Congratulations to the two writers for finally getting their own byline. But the article defies disbelief. The spokesperson doesn't seem to be describing reality so much as saying what the US military would want people to believe.
Pay off, deal to leave or just blowing hot air is the consensus on his statements from everyone I spoke to this morning (the reason this entry is started so late) that has served in the province or reported from it. No one's buying it.
I'm not quoting from the article or even noting's it's title. When I read it this morning, I reached for the phone.

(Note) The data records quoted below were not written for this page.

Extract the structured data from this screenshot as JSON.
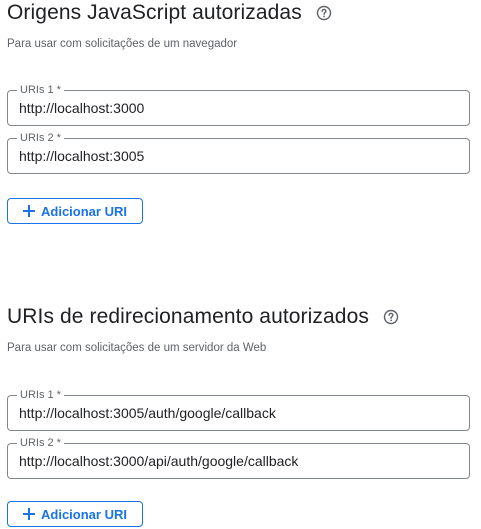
{
  "js_origins": {
    "title": "Origens JavaScript autorizadas",
    "help_icon": "help-circle-icon",
    "subtitle": "Para usar com solicitações de um navegador",
    "fields": [
      {
        "label": "URIs 1 *",
        "value": "http://localhost:3000"
      },
      {
        "label": "URIs 2 *",
        "value": "http://localhost:3005"
      }
    ],
    "add_button_label": "Adicionar URI",
    "add_button_icon": "plus-icon"
  },
  "redirect_uris": {
    "title": "URIs de redirecionamento autorizados",
    "help_icon": "help-circle-icon",
    "subtitle": "Para usar com solicitações de um servidor da Web",
    "fields": [
      {
        "label": "URIs 1 *",
        "value": "http://localhost:3005/auth/google/callback"
      },
      {
        "label": "URIs 2 *",
        "value": "http://localhost:3000/api/auth/google/callback"
      }
    ],
    "add_button_label": "Adicionar URI",
    "add_button_icon": "plus-icon"
  },
  "colors": {
    "accent": "#1a73e8",
    "text": "#202124",
    "secondary_text": "#5f6368",
    "border": "#80868b"
  }
}
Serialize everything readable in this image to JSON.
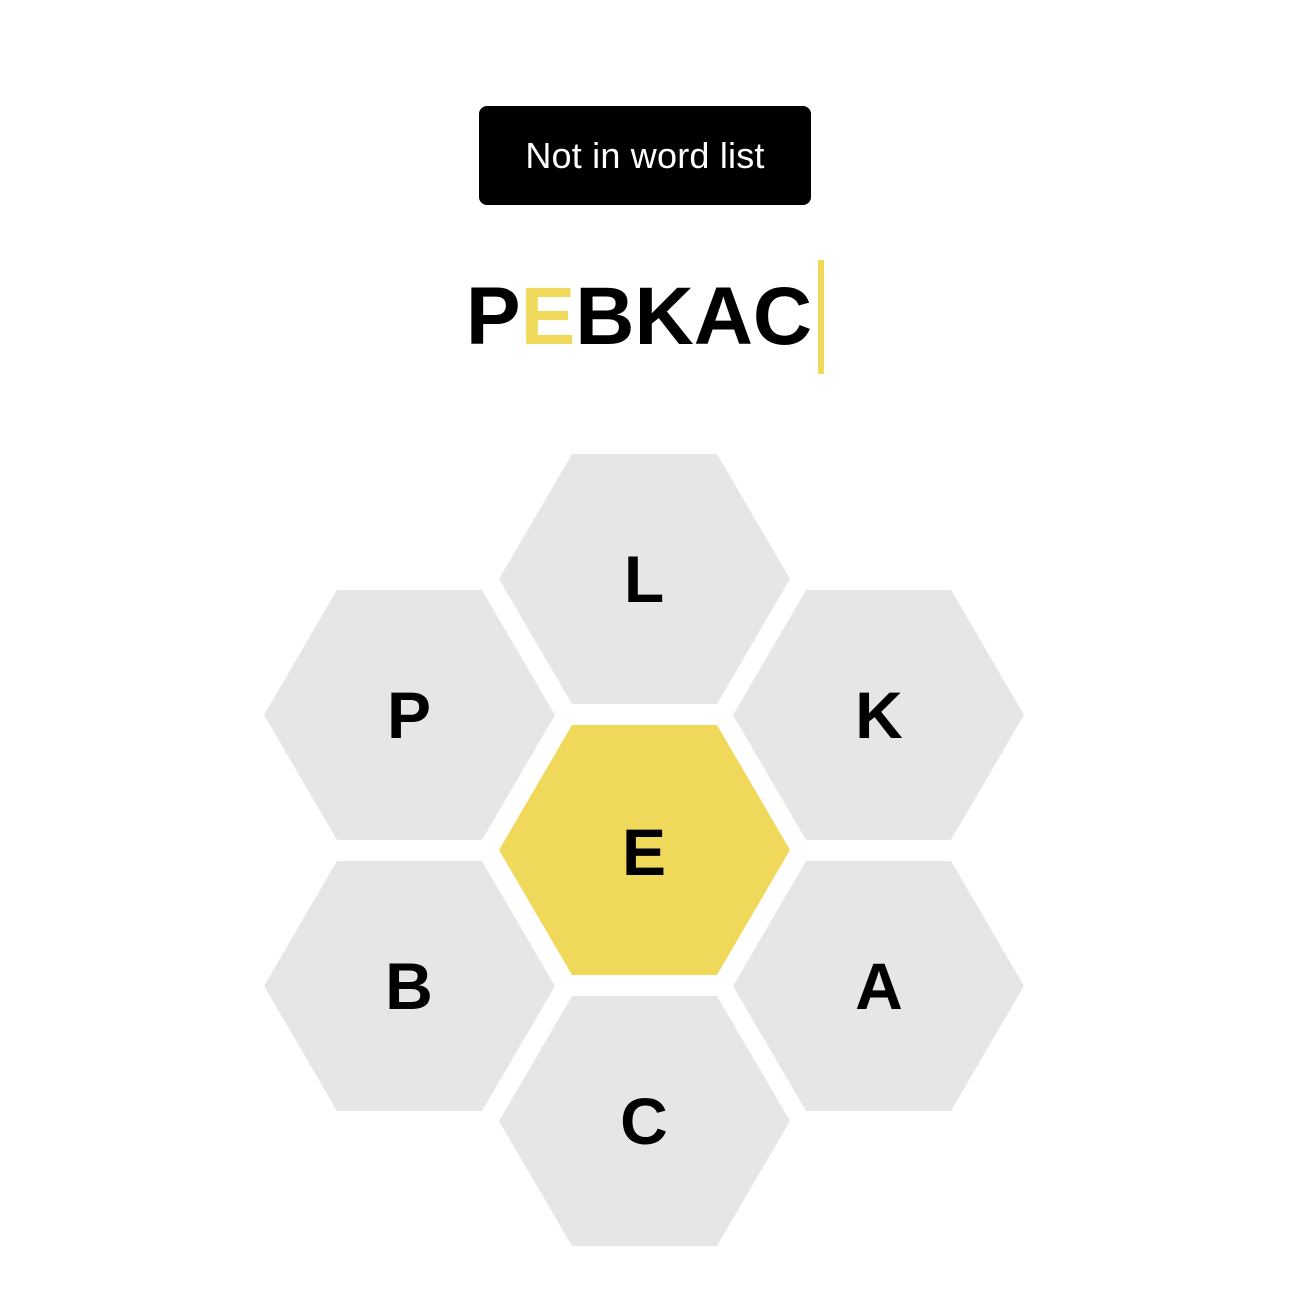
{
  "toast": {
    "message": "Not in word list"
  },
  "input": {
    "letters": [
      {
        "char": "P",
        "is_center": false
      },
      {
        "char": "E",
        "is_center": true
      },
      {
        "char": "B",
        "is_center": false
      },
      {
        "char": "K",
        "is_center": false
      },
      {
        "char": "A",
        "is_center": false
      },
      {
        "char": "C",
        "is_center": false
      }
    ]
  },
  "hive": {
    "center_letter": "E",
    "outer_letters": {
      "top": "L",
      "upper_left": "P",
      "upper_right": "K",
      "lower_left": "B",
      "lower_right": "A",
      "bottom": "C"
    }
  },
  "colors": {
    "center_fill": "#f0d95a",
    "outer_fill": "#e6e6e6",
    "center_letter_in_input": "#f0d95a",
    "cursor": "#f0d95a",
    "toast_background": "#000000",
    "toast_text": "#ffffff"
  }
}
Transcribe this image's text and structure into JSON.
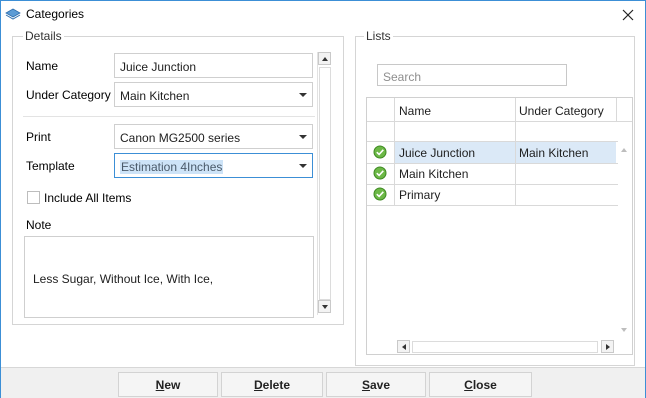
{
  "window": {
    "title": "Categories"
  },
  "details": {
    "legend": "Details",
    "name_label": "Name",
    "name_value": "Juice Junction",
    "under_category_label": "Under Category",
    "under_category_value": "Main Kitchen",
    "print_label": "Print",
    "print_value": "Canon MG2500 series",
    "template_label": "Template",
    "template_value": "Estimation 4Inches",
    "include_all_label": "Include All Items",
    "include_all_checked": false,
    "note_label": "Note",
    "note_value": "Less Sugar, Without Ice, With Ice,"
  },
  "lists": {
    "legend": "Lists",
    "search_placeholder": "Search",
    "columns": [
      "Name",
      "Under Category"
    ],
    "rows": [
      {
        "name": "Juice Junction",
        "under_category": "Main Kitchen",
        "selected": true
      },
      {
        "name": "Main Kitchen",
        "under_category": "",
        "selected": false
      },
      {
        "name": "Primary",
        "under_category": "",
        "selected": false
      }
    ]
  },
  "buttons": {
    "new_u": "N",
    "new_rest": "ew",
    "delete_u": "D",
    "delete_rest": "elete",
    "save_u": "S",
    "save_rest": "ave",
    "close_u": "C",
    "close_rest": "lose"
  },
  "colors": {
    "accent": "#3c8fd6",
    "selection": "#cde3f7",
    "check_green": "#5aa83a"
  }
}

Again, congratulations on the long deserved byline without any American listed (see Friday's entry for Dexy's talk) but I have no faith in that article.
Martha notes Amit R. Paley's "Blasts in Kirkuk Kill 26; Police Bureau Destroyed" (Washington Post):
A wave of seven suicide car bombs and explosions rocked the oil-rich city of Kirkuk on Sunday, killing at least 26 people and wounding 85 others, police said.
The restive northern city -- considered a likely flash point for sectarian violence because of its combustible mix of Kurds, Arabs and Turkmens -- declared a state of emergency and hastily put up dozens of checkpoints to thwart further attacks, police Maj. Jalal Mahmood Aras said.
And, most importantly:
Also on Sunday, tribal leaders in Anbar province denied news reports that local chieftains had gathered recently and agreed to join forces to fight al-Qaeda.
"All the talk and rumors that you may hear about alliances or new initiatives to wipe out al-Qaeda by the tribes in Anbar is all pure nonsense," Sheik Faraj Khalid Essawi said. "We wish that we could build a strong tribal alliance against al-Qaeda to defeat them and reestablish security in our area and rebuild the dignity and the stature of the tribal sheiks. But frankly, we are unable to stand up to or to confront al-Qaeda because even the American army itself has not succeed in defeating it."
The thing being denied is what the Times is reporting. We won't note it. It makes no sense. Even without the Post's denial. It's a pay off, it's a deal or it's hot air. It's not reality. You have to wonder how it became the focus for an article in the New York Times because red flags went up for me just reading it. Why they didn't for anyone at the Times is a question to ponder. But everyone I spoke to snorted or laughed at the article the Times runs before I could finish reading the first paragraph to them.